Sabemos que la verdad, en literatura, no es menos una convención que en la vida y, sin embargo, ante la lectura de ciertos libros nos parece tenerla entre las manos como un ser vivo y temeroso. Y hay verdad (de la de esa especie) en el hermosísimo, emocionante, hondo libro de Hasier Larretxea (Arraioz, Navarra, 1982) titulado Niebla fronteriza, recién salido de las prensas de El Gaviero. Larretxea había publicado, antes de este, dos libros en euskera, y ahora ha escrito Niebla fronteriza directamente en castellano. La lengua sigue siendo, sin embargo, una preocupación fundamental en este libro que es un ejercicio de memoria, a base de reconstruir, superpuestas, las imágenes de los mismos lugares en las diferentes etapas de la vida, por más que la infancia acabe teniendo más peso que las otras. “Escribir, siempre, a través del paisaje”, se propone el poeta; y ese paisaje se vuelve memoria hecha de palabras repetidas, olvidadas, difíciles, de recuerdos confusos y certeros, de preguntas que no se cierran jamás: “El origen es una herida que nunca cierra”. Una poesía atenta a escuchar en el silencio, capaz de escuchar aquello que no habla: “El aire nos revela todo lo que no puede el presente”.

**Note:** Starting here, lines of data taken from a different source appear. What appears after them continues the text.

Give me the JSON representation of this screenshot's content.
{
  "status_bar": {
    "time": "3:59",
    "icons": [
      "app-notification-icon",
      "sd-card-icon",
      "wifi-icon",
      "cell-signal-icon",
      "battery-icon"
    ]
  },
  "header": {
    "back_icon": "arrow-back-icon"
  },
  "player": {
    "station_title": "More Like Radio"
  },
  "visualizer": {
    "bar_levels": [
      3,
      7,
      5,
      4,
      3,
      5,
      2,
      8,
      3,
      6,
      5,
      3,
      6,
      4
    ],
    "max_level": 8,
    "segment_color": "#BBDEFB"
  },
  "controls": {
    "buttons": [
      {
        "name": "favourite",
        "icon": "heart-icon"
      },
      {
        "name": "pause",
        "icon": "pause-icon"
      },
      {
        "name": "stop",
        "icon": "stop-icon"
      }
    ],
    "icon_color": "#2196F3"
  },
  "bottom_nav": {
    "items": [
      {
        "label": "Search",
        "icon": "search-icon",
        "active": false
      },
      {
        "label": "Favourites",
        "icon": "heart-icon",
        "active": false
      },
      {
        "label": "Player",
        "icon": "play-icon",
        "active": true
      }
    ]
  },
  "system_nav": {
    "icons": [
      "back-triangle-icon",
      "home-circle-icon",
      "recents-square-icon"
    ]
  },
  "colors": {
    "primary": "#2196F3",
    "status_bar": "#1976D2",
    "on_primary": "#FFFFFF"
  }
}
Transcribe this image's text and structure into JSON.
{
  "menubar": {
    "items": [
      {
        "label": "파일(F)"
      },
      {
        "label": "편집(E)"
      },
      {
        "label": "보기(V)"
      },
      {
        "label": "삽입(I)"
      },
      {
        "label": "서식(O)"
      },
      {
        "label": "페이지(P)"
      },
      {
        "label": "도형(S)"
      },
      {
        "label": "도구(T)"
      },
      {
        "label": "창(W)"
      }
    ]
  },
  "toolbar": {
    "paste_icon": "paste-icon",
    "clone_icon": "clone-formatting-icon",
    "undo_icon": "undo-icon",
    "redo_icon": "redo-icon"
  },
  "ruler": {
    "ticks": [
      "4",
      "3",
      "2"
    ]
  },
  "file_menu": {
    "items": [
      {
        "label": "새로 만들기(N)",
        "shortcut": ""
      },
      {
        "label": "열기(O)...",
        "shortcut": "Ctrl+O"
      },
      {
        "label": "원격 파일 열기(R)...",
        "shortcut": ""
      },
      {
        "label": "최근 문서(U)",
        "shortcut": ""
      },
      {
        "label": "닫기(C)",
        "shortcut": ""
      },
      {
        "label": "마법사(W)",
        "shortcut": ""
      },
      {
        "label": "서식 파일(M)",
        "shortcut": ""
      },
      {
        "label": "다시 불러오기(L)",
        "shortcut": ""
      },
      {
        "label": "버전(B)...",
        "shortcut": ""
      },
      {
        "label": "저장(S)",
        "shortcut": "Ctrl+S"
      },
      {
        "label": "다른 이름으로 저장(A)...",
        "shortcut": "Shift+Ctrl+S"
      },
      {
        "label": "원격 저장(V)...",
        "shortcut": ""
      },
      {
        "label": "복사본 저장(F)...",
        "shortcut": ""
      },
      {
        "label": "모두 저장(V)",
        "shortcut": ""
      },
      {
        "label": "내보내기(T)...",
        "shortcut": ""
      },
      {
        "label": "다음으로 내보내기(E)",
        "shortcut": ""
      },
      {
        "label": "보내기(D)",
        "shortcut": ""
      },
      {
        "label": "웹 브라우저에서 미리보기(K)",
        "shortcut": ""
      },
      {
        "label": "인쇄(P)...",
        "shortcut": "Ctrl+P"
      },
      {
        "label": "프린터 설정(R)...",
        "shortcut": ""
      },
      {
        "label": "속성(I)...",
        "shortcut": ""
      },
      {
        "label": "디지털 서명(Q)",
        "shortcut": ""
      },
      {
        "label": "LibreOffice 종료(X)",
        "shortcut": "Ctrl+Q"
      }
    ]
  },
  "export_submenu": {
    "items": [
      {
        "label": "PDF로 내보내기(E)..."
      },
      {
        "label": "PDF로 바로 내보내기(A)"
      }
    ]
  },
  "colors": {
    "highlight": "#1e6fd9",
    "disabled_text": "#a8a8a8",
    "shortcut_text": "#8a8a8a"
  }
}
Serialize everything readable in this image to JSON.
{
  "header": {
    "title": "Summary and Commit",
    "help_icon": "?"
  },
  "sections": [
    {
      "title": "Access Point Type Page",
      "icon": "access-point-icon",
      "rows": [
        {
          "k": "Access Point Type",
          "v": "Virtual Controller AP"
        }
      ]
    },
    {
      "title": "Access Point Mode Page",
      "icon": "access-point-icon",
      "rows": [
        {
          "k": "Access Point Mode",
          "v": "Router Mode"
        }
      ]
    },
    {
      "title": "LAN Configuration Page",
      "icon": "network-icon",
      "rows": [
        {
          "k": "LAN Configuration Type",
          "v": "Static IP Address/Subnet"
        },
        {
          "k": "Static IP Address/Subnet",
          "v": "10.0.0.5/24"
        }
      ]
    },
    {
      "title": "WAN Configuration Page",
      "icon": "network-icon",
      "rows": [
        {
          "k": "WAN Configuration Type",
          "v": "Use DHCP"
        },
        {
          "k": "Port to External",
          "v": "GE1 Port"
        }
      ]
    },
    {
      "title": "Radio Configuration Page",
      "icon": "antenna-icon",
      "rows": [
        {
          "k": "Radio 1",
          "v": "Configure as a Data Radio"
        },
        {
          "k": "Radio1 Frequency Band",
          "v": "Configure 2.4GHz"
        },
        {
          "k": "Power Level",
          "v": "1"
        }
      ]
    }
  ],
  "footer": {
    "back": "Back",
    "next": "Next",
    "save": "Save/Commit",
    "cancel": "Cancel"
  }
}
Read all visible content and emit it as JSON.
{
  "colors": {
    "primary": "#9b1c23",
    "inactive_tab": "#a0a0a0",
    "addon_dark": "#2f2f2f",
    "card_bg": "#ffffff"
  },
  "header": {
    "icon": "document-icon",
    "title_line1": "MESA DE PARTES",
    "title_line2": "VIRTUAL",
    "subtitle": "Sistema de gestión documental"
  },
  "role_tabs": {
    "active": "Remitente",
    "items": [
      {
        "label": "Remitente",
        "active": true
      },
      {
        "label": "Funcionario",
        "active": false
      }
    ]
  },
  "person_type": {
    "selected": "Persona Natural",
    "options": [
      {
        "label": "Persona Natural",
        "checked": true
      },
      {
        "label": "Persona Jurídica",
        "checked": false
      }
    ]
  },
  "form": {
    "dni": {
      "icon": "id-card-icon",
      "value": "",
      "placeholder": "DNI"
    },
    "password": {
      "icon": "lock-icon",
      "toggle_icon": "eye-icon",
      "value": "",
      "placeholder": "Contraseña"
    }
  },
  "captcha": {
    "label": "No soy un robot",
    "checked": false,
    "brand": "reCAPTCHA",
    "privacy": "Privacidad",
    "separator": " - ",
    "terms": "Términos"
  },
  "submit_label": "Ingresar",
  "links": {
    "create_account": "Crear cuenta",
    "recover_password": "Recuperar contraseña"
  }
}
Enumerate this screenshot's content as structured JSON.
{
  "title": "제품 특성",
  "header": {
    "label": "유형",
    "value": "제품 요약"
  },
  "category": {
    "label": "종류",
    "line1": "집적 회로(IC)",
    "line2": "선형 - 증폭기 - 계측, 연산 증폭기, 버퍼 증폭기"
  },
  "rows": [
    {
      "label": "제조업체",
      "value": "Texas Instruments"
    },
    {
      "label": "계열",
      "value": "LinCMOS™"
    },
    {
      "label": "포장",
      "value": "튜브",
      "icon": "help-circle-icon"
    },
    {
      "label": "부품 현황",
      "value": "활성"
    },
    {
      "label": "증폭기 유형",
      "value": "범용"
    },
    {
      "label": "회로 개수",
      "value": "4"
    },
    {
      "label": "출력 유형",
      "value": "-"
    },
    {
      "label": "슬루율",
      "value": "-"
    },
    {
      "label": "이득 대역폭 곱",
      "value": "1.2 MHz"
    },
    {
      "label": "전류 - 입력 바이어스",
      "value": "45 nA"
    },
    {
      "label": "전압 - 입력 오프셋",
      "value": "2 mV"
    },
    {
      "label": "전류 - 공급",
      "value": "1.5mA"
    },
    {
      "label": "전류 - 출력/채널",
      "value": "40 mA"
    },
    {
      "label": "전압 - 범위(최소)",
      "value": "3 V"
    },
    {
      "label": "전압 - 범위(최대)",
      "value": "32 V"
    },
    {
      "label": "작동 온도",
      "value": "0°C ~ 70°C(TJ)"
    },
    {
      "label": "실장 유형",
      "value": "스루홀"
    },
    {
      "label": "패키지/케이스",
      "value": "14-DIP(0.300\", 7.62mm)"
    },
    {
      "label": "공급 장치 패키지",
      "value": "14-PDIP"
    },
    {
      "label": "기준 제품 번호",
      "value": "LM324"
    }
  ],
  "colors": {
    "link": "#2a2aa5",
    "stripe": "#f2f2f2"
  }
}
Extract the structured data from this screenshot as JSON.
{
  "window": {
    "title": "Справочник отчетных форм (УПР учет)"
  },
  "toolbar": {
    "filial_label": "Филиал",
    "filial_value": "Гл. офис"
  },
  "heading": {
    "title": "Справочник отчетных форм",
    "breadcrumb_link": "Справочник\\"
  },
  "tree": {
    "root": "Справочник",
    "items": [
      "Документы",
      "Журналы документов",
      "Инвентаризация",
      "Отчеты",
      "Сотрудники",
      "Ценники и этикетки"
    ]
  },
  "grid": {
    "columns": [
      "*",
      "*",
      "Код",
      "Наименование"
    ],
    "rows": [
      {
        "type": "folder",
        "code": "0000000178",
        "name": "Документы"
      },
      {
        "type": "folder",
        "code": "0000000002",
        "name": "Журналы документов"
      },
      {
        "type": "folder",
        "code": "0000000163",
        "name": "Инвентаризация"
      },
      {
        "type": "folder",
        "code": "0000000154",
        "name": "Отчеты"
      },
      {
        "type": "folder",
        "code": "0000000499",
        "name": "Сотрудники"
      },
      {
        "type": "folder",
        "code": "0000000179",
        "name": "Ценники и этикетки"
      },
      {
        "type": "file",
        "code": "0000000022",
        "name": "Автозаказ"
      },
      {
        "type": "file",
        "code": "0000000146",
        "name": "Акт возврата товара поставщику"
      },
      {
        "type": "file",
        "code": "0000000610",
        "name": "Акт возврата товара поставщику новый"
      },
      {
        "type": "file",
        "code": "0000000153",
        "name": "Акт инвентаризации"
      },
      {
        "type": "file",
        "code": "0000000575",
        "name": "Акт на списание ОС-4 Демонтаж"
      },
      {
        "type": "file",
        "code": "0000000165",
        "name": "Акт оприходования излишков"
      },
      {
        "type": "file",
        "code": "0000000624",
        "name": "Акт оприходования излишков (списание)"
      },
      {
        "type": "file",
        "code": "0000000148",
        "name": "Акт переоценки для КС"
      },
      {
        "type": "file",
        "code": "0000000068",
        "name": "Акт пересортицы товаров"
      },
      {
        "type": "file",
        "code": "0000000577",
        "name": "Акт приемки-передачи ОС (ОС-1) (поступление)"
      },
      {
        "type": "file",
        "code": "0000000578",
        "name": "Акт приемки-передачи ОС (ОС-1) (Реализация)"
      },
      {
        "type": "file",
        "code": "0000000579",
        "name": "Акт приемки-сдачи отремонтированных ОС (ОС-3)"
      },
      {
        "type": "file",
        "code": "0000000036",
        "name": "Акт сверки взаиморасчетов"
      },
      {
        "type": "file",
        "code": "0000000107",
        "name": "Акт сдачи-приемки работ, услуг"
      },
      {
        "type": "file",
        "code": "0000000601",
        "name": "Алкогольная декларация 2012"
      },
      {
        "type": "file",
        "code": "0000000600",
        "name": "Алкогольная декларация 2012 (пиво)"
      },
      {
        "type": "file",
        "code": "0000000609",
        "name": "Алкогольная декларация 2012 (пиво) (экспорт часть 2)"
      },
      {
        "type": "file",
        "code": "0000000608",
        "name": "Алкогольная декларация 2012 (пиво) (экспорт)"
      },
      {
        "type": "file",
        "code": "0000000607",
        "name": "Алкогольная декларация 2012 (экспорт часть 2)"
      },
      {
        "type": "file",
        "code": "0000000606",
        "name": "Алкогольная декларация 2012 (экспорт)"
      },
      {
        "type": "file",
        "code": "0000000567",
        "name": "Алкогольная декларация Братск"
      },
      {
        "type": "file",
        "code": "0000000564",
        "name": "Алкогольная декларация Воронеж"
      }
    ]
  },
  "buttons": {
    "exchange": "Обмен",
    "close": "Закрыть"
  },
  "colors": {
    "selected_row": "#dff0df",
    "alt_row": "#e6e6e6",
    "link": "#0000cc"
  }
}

Niebla fronteriza se divide en dos secciones; “Niebla” y “Fronteriza”. En la primera parte abundan más los poemas en prosa y en la segunda los poemas en verso; la primera es más reflexiva, más memoriosa, y la segunda más intuitiva, más lírica también. En este libro respira la familia, la memoria colectiva (sin obviar zulos e idiomas), la dureza de la vida de las generaciones anteriores (la abuela que no sabía besar)... Niebla fronteriza es un libro honesto, inteligente, lleno de hondura y habilidad en la disección de los asuntos más delicados. Le dan ganas a uno de decir que queremos ya más libros de su autor. Pero este nos durará aún mucho, mucho tiempo, mientras crece con cada lectura y con él, nosotros.

 

Para cuando volvamos al paisaje húmedo

que se esconde tras la neblina

los rostros alejados hallarán

a quien descansa en las rocas resbaladizas del puerto

y no consigue liberarse de la familiaridad disonante

de las campanas de la muerte.

 

Las ilusiones son crucificadas en el plumaje

del cisne blanco y sus alas heridas

al tropezar con la duda

del destierro en espacios difuminados

por la ceguera de las luces de los faros

en la redondez de vida.

 

Los copos de nieve no absorben

la indecisión del empeine.

 

Siempre quedará suspendido algún

guiño en las despedidas amortizadas

por los desvíos regionales.

 

A las miradas surcadas por el rencor

siempre les quedará ondear la culpabilidad.

 

En nuestro paso, los restos de las huellas

que se borraron sin incinerar.

 

El compás del cancionero de los pájaros

dejó de secundar el dictamen

del pensamiento intransigente.

 

En el atardecer se acuestan

los afluentes espumosos de los sueños.

El amanecer no encuentra sus propias manos

con las que acariciarle a la vida sin féretro,

acunar las miradas sin significado.

Nada más que cementerios ensanchados

a la medida de nuestro temperamento celestial.